Thanks, no there defined as LANs but I've set Intenal1(Port1) to one of the LANS and then a unmanaged switch goes into this port for that network only. The Internal2(Port 2) has another separate unmanaged switch going to the other LAN.
Both are set with different network IP Addresses and cannot ping one another. I am not trying to use one switch for both LANs they each have their own unmanaged switch but in ports assigned to the correct LAN. However I'm not sure if this is enough as you mention I should have sub-interfaces or is this only if I have 1 switch trying to use VLANs?
Without defined vlans on the FortiGate, and without managed switches that have the vlans defined, you don't have vlans, and thus don't have layer 2 separation.
This may be fine, since you're using separate switches connected to the different FortiGate ports with different subnets since the FortiGate security policies can keep the two subnets/interfaces separate from each other.
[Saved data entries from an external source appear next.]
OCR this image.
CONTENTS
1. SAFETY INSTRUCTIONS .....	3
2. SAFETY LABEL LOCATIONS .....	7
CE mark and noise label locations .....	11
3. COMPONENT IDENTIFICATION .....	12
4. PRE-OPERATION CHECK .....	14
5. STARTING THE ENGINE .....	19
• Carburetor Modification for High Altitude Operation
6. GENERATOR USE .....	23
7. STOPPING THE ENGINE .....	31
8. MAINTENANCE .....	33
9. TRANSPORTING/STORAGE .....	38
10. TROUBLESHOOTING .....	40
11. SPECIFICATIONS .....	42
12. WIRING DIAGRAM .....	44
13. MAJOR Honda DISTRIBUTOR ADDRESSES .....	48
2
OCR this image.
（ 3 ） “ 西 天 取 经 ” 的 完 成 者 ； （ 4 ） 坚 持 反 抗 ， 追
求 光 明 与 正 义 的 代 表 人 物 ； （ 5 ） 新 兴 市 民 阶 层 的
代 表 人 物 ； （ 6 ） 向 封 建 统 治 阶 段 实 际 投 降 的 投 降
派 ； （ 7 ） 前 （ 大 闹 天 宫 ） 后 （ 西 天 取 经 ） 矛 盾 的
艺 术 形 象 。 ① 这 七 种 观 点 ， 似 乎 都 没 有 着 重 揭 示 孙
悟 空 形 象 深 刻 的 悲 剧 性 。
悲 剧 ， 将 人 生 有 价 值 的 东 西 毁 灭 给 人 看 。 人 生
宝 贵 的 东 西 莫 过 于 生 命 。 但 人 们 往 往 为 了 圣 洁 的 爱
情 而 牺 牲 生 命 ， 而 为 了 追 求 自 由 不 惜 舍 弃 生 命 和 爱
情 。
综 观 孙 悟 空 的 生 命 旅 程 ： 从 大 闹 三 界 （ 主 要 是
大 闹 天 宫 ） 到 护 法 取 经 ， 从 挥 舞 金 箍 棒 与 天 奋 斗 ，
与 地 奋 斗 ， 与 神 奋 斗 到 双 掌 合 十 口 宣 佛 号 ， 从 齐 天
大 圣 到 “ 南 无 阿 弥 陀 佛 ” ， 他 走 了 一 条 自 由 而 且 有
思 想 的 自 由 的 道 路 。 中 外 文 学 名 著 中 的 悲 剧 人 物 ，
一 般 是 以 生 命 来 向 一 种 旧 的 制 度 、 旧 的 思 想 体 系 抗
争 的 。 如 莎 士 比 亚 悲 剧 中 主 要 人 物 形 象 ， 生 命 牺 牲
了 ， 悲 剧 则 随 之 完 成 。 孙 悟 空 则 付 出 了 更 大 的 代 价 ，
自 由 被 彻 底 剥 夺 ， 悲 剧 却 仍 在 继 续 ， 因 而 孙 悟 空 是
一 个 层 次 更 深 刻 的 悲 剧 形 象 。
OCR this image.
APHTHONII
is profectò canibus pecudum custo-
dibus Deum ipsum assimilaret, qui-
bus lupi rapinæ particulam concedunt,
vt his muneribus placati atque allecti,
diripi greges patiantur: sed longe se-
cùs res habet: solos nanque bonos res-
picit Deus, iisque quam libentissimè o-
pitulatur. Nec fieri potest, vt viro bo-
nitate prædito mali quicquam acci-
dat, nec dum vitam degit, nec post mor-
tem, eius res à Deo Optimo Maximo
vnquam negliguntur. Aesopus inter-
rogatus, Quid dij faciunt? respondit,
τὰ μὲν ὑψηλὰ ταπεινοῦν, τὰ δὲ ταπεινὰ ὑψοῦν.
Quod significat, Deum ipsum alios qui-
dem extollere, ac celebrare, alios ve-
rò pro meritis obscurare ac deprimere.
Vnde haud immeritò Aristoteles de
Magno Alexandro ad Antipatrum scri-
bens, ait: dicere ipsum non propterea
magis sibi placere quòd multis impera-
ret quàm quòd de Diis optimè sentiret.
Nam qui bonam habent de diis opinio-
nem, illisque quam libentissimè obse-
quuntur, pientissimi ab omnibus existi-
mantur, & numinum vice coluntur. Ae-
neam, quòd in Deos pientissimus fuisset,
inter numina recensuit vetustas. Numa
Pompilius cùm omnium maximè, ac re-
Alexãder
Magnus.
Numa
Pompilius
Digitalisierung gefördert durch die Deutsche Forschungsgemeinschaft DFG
This may NOT be fine if you have some other way that those two networks might connect to each other over layer 2, say by computers from one subnet connecting to a wired network printer that also happens to generate its own WiFi access point to conveniently allow the other subnet to connect to it (run into this all the time). Or when somebody adds another switch, or when someone on one wired subnet connects to the WiFi AP for the other subnet at the same time, or when somebody connects their dual-nic computer to two different ports, etc. etc.
It sounds like in your case you may not really need to use vlans, but as I mention above, you just need to make sure you don't have some of these possible issues.
Well basically you don't need a FortiSwitch. Each FGT can do virtual switch and vlans natively.
However FGT only handles vlan tagged traffic - in both directions (from and to FGT). So Traffic that goes form the FGT onto your vlan will always be tagged by the FGT (i.e. "Untagged" in switch terms). Traffic coming to the FGT from out of your vlan musst then be tagged too.
If you do not happen to have a managed switch capable of vlan management you cannot have the switch doing this for you. This would mean that your clients will have to do the vlan tagging.
However this is a pain in the a** on windows and mostly rather impossible on embedded devices.
So if you really need vlans I recommend using managed switches that can do the vlan tagging on their ports.
Is there a special reason why you do want vlans?